Programs

I am doing so much EndNote training these days! So. Much. It’s actually pretty enjoyable, though. EndNote is a citation management program (there are lots of them out there, see Zotero, Mendeley, Papers, Reference Manager, etc.), which is an application that lets you keep track of what you’ve read, organize the reference or PDFs of the papers themselves, and then insert those citations into a paper. It can update your bibliography according to style type on the fly. As you’ll know if you’ve ever tried to create a bibliography by hand, this is incredibly useful.

I like teaching EndNote more than most of my other subjects because it’s practical–I know that when I send someone off into the world with more EndNote knowledge, that’s going to help them in a concrete way. If I teach a student how to use a database, that may be helpful…or they may never use it again. Everybody likes productivity tools, though.

A colleague and I are also working on a systematic review. I’ve never done one before, but I’m learning a lot. You have to do a huge amount of reading before even beginning to understand the question that the review is trying to investigate. This is actually pretty fun, as it turns out. Then you have to come up with an exhaustive search and think of ways to replicate that search across different databases (this part is not so fun). We’re embarking on the next step, which is abstract reviews, next week. It’s interesting to see the whole process in action, it’s very (wait for it) systematic.

Recently, I moved across town. Moving is so stressful and exhausting, but I’m closer to most of my friends now and live in an actual house instead of an apartment. Perks! Next up on the list is getting a new-to-me car to replace my aging, beloved miata.

Back to the land of the living

I have not posted here since October! This is because my job has become very, very busy. I’m my library’s trainer for EndNote, Zotero, and Reference Manager (although people here only seem to want to learn about EndNote), which takes up some time. I’m also training nursing students on CINAHL, and learning a lot about genetics. The most interesting thing I’m doing these days is answering clinical questions for various physicians and researchers–this involves doing a thorough search of the medical literature and summarizing the most relevant and important articles. In order to do this well, I’ve been reading about what goes into making really solid experiments and how to tell when articles are leaving out important details when reporting the results of those experiments. To be clear, I don’t think that the authors are being dishonest! I think it is sometimes hard to tell what your own project may be missing, or how you *should* have set it up in an ideal world versus how you actually did set it up in the real world. It’s interesting, seeing research in action.

I’m also spending a fair amount of time learning about our Special Collections, which is fantastic fun. The history of medicine is so strange and fascinating, especially the local history here in the south and in Nashville in particular. I’m looking forward to designing an exhibit later this spring, as well. In the meantime, I’m spending time familiarizing myself with the collection, which includes all manner of medical texts from the 1500s onward.
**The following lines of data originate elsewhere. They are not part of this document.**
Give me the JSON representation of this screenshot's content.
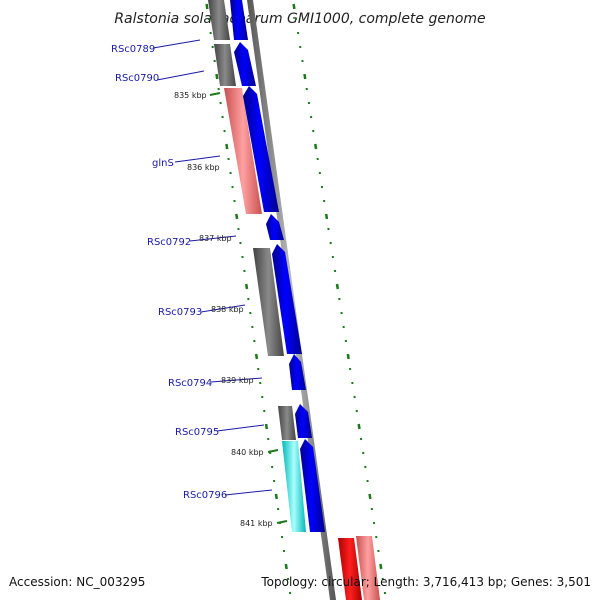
{
  "title": "Ralstonia solanacearum GMI1000, complete genome",
  "footer": {
    "accession": "Accession: NC_003295",
    "summary": "Topology: circular; Length: 3,716,413 bp; Genes: 3,501"
  },
  "genes": [
    {
      "label": "RSc0789"
    },
    {
      "label": "RSc0790"
    },
    {
      "label": "glnS"
    },
    {
      "label": "RSc0792"
    },
    {
      "label": "RSc0793"
    },
    {
      "label": "RSc0794"
    },
    {
      "label": "RSc0795"
    },
    {
      "label": "RSc0796"
    }
  ],
  "kbp_ticks": [
    "835 kbp",
    "836 kbp",
    "837 kbp",
    "838 kbp",
    "839 kbp",
    "840 kbp",
    "841 kbp"
  ],
  "colors": {
    "forward_cds": "#0000ee",
    "gray_feature": "#707070",
    "pink_feature": "#e97777",
    "cyan_feature": "#00e6e6",
    "red_feature": "#ee0000",
    "tick_green": "#1a7a1a",
    "label_blue": "#1a1aa8",
    "backbone": "#888888"
  }
}
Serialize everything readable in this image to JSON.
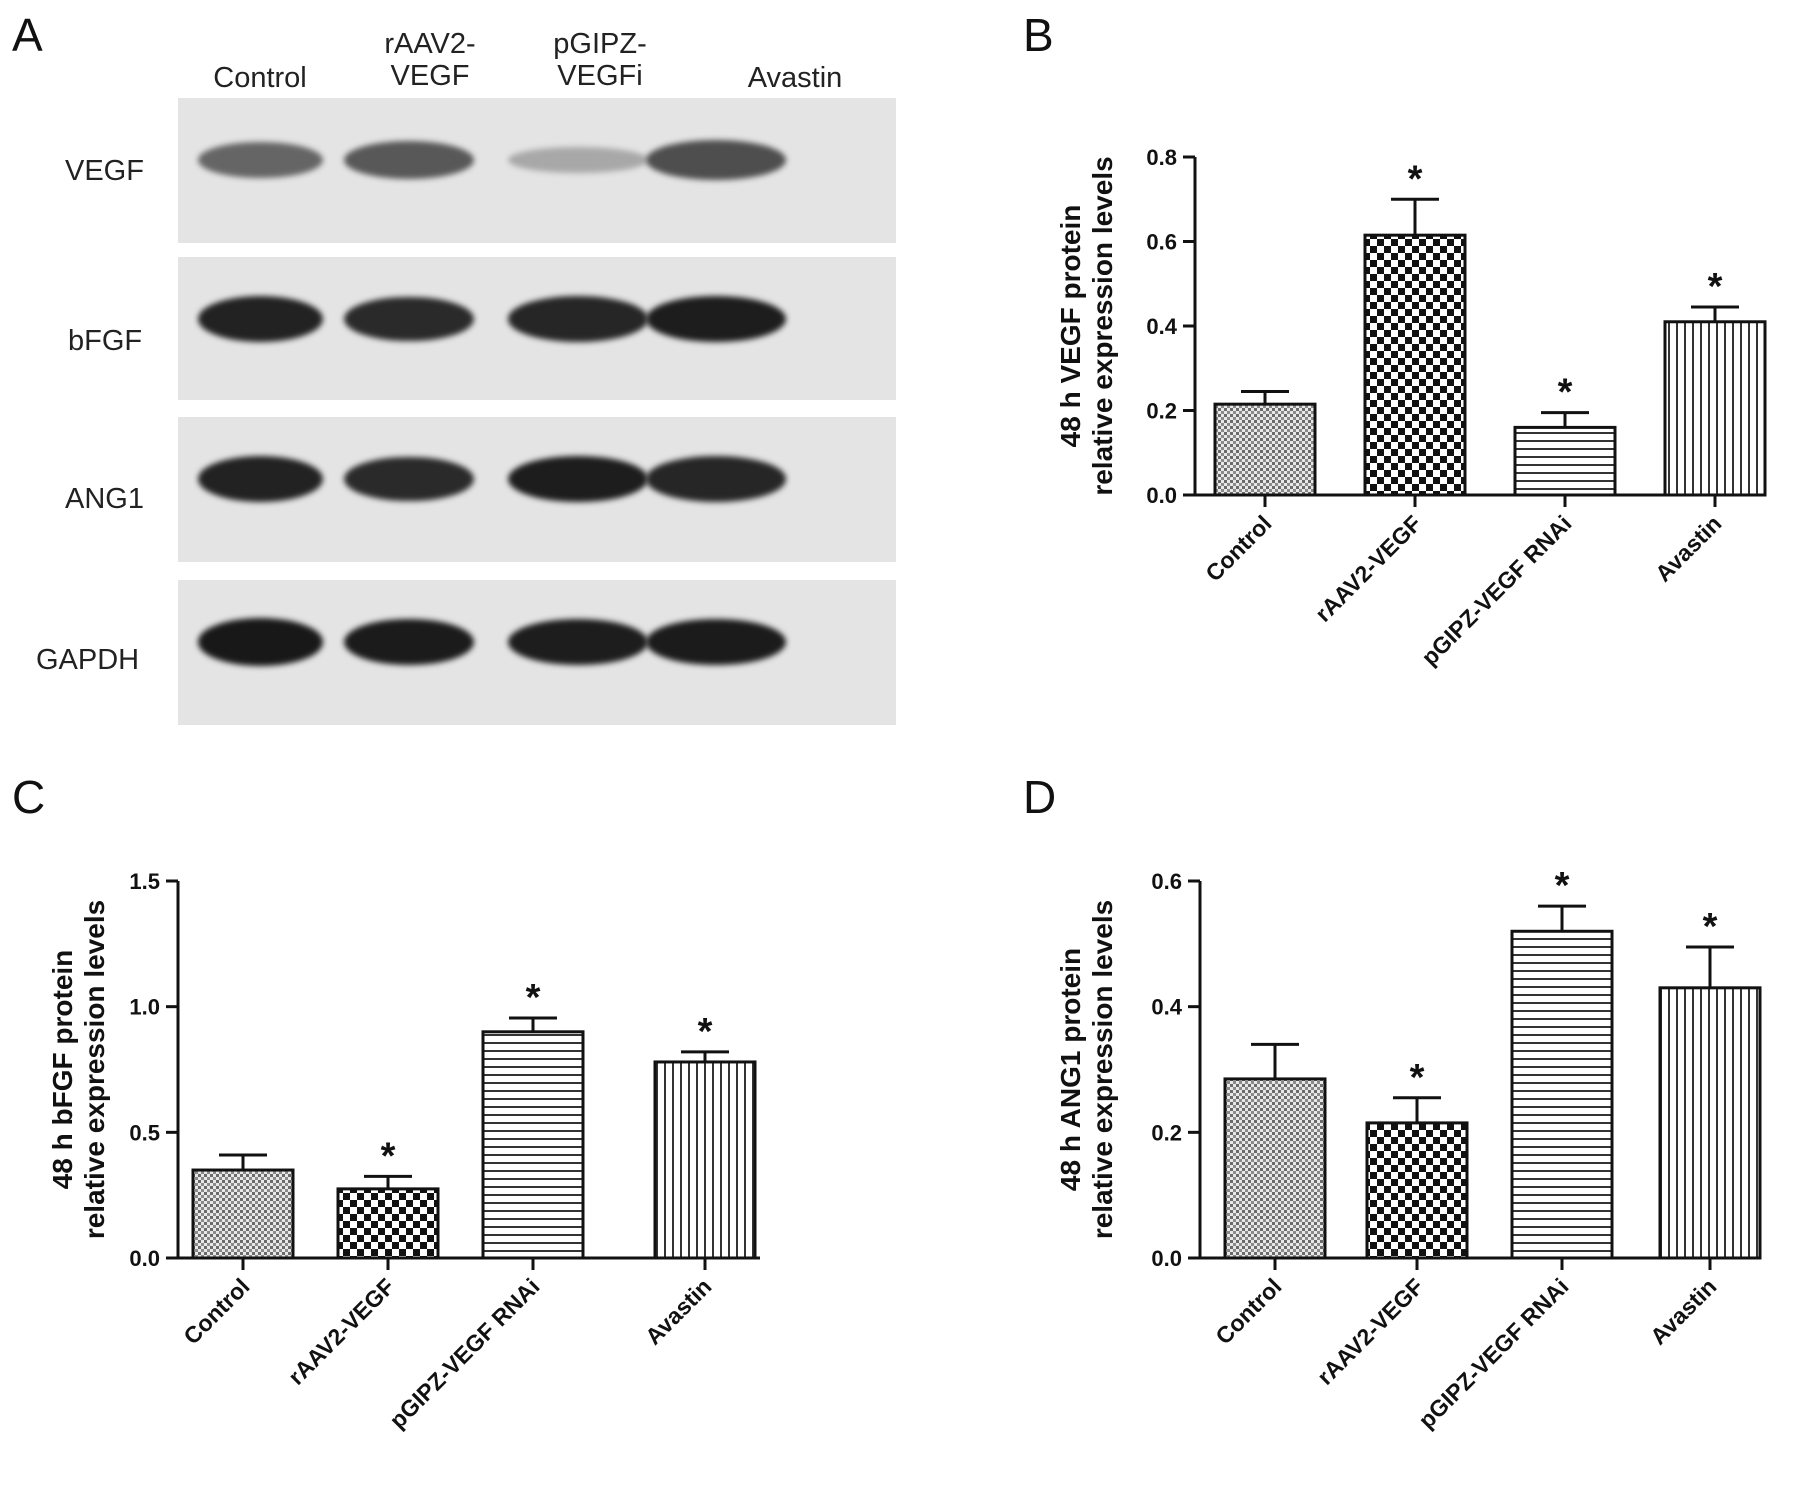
{
  "panels": {
    "a": "A",
    "b": "B",
    "c": "C",
    "d": "D"
  },
  "blot": {
    "lanes": [
      {
        "line1": "Control",
        "line2": ""
      },
      {
        "line1": "rAAV2-",
        "line2": "VEGF"
      },
      {
        "line1": "pGIPZ-",
        "line2": "VEGFi"
      },
      {
        "line1": "Avastin",
        "line2": ""
      }
    ],
    "rows": [
      "VEGF",
      "bFGF",
      "ANG1",
      "GAPDH"
    ],
    "band_intensity": [
      [
        0.55,
        0.62,
        0.18,
        0.68
      ],
      [
        0.92,
        0.88,
        0.9,
        0.95
      ],
      [
        0.92,
        0.88,
        0.95,
        0.9
      ],
      [
        0.98,
        0.96,
        0.95,
        0.96
      ]
    ]
  },
  "chart_data": [
    {
      "type": "bar",
      "panel": "B",
      "categories": [
        "Control",
        "rAAV2-VEGF",
        "pGIPZ-VEGF RNAi",
        "Avastin"
      ],
      "values": [
        0.215,
        0.615,
        0.16,
        0.41
      ],
      "errors": [
        0.03,
        0.085,
        0.035,
        0.035
      ],
      "significant": [
        false,
        true,
        true,
        true
      ],
      "significance_marker": "*",
      "ylabel_line1": "48 h VEGF protein",
      "ylabel_line2": "relative expression levels",
      "ylim": [
        0,
        0.8
      ],
      "yticks": [
        "0.0",
        "0.2",
        "0.4",
        "0.6",
        "0.8"
      ],
      "patterns": [
        "fine-check",
        "checker",
        "horizontal",
        "vertical"
      ]
    },
    {
      "type": "bar",
      "panel": "C",
      "categories": [
        "Control",
        "rAAV2-VEGF",
        "pGIPZ-VEGF RNAi",
        "Avastin"
      ],
      "values": [
        0.35,
        0.275,
        0.9,
        0.78
      ],
      "errors": [
        0.06,
        0.05,
        0.055,
        0.04
      ],
      "significant": [
        false,
        true,
        true,
        true
      ],
      "significance_marker": "*",
      "ylabel_line1": "48 h bFGF protein",
      "ylabel_line2": "relative expression levels",
      "ylim": [
        0,
        1.5
      ],
      "yticks": [
        "0.0",
        "0.5",
        "1.0",
        "1.5"
      ],
      "patterns": [
        "fine-check",
        "checker",
        "horizontal",
        "vertical"
      ]
    },
    {
      "type": "bar",
      "panel": "D",
      "categories": [
        "Control",
        "rAAV2-VEGF",
        "pGIPZ-VEGF RNAi",
        "Avastin"
      ],
      "values": [
        0.285,
        0.215,
        0.52,
        0.43
      ],
      "errors": [
        0.055,
        0.04,
        0.04,
        0.065
      ],
      "significant": [
        false,
        true,
        true,
        true
      ],
      "significance_marker": "*",
      "ylabel_line1": "48 h ANG1 protein",
      "ylabel_line2": "relative expression levels",
      "ylim": [
        0,
        0.6
      ],
      "yticks": [
        "0.0",
        "0.2",
        "0.4",
        "0.6"
      ],
      "patterns": [
        "fine-check",
        "checker",
        "horizontal",
        "vertical"
      ]
    }
  ]
}
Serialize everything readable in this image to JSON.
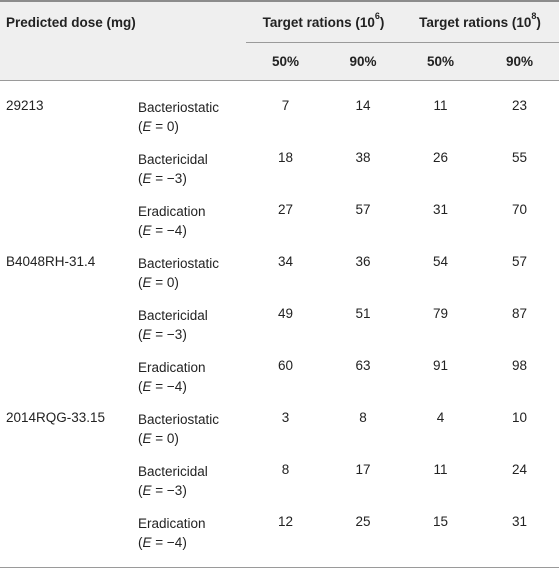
{
  "header": {
    "row_label": "Predicted dose (mg)",
    "group1_prefix": "Target rations (10",
    "group1_exp": "6",
    "group1_suffix": ")",
    "group2_prefix": "Target rations (10",
    "group2_exp": "8",
    "group2_suffix": ")",
    "sub": [
      "50%",
      "90%",
      "50%",
      "90%"
    ]
  },
  "rows": [
    {
      "strain": "29213",
      "effect": "Bacteriostatic",
      "e_value": "0",
      "values": [
        "7",
        "14",
        "11",
        "23"
      ]
    },
    {
      "strain": "",
      "effect": "Bactericidal",
      "e_value": "−3",
      "values": [
        "18",
        "38",
        "26",
        "55"
      ]
    },
    {
      "strain": "",
      "effect": "Eradication",
      "e_value": "−4",
      "values": [
        "27",
        "57",
        "31",
        "70"
      ]
    },
    {
      "strain": "B4048RH-31.4",
      "effect": "Bacteriostatic",
      "e_value": "0",
      "values": [
        "34",
        "36",
        "54",
        "57"
      ]
    },
    {
      "strain": "",
      "effect": "Bactericidal",
      "e_value": "−3",
      "values": [
        "49",
        "51",
        "79",
        "87"
      ]
    },
    {
      "strain": "",
      "effect": "Eradication",
      "e_value": "−4",
      "values": [
        "60",
        "63",
        "91",
        "98"
      ]
    },
    {
      "strain": "2014RQG-33.15",
      "effect": "Bacteriostatic",
      "e_value": "0",
      "values": [
        "3",
        "8",
        "4",
        "10"
      ]
    },
    {
      "strain": "",
      "effect": "Bactericidal",
      "e_value": "−3",
      "values": [
        "8",
        "17",
        "11",
        "24"
      ]
    },
    {
      "strain": "",
      "effect": "Eradication",
      "e_value": "−4",
      "values": [
        "12",
        "25",
        "15",
        "31"
      ]
    }
  ]
}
I’m particularly fond of our copy of Vesalius’s De humani corporis fabrica, which is a second edition.

CINAHL

I’ve been teaching myself how to use CINAHL, the database of nursing and allied health literature from EBSCO. I’m not doing it because I am inherently interested in the database, but I’m learning it so that I’ll be able to teach a class on it. A class that’s this afternoon, gulp.

But you know what? CINAHL is actually pretty interesting. There are of course some things that I don’t like about it, but overall I think it’s built in a way that makes sense, and it can be used by people who are Good At Computers as well as by people who have to work, dammit, and can’t spend a lot of time learning a particular database.

While I am a pretty bush league teacher at the moment, I like teaching. And I’m pretty good at picking up something quickly in order to be able to teach it to other people. That’s a skill I didn’t even know I had until I recently started learning EndNote/Zotero/Reference Manager–I’m the new trainer for those programs at my library.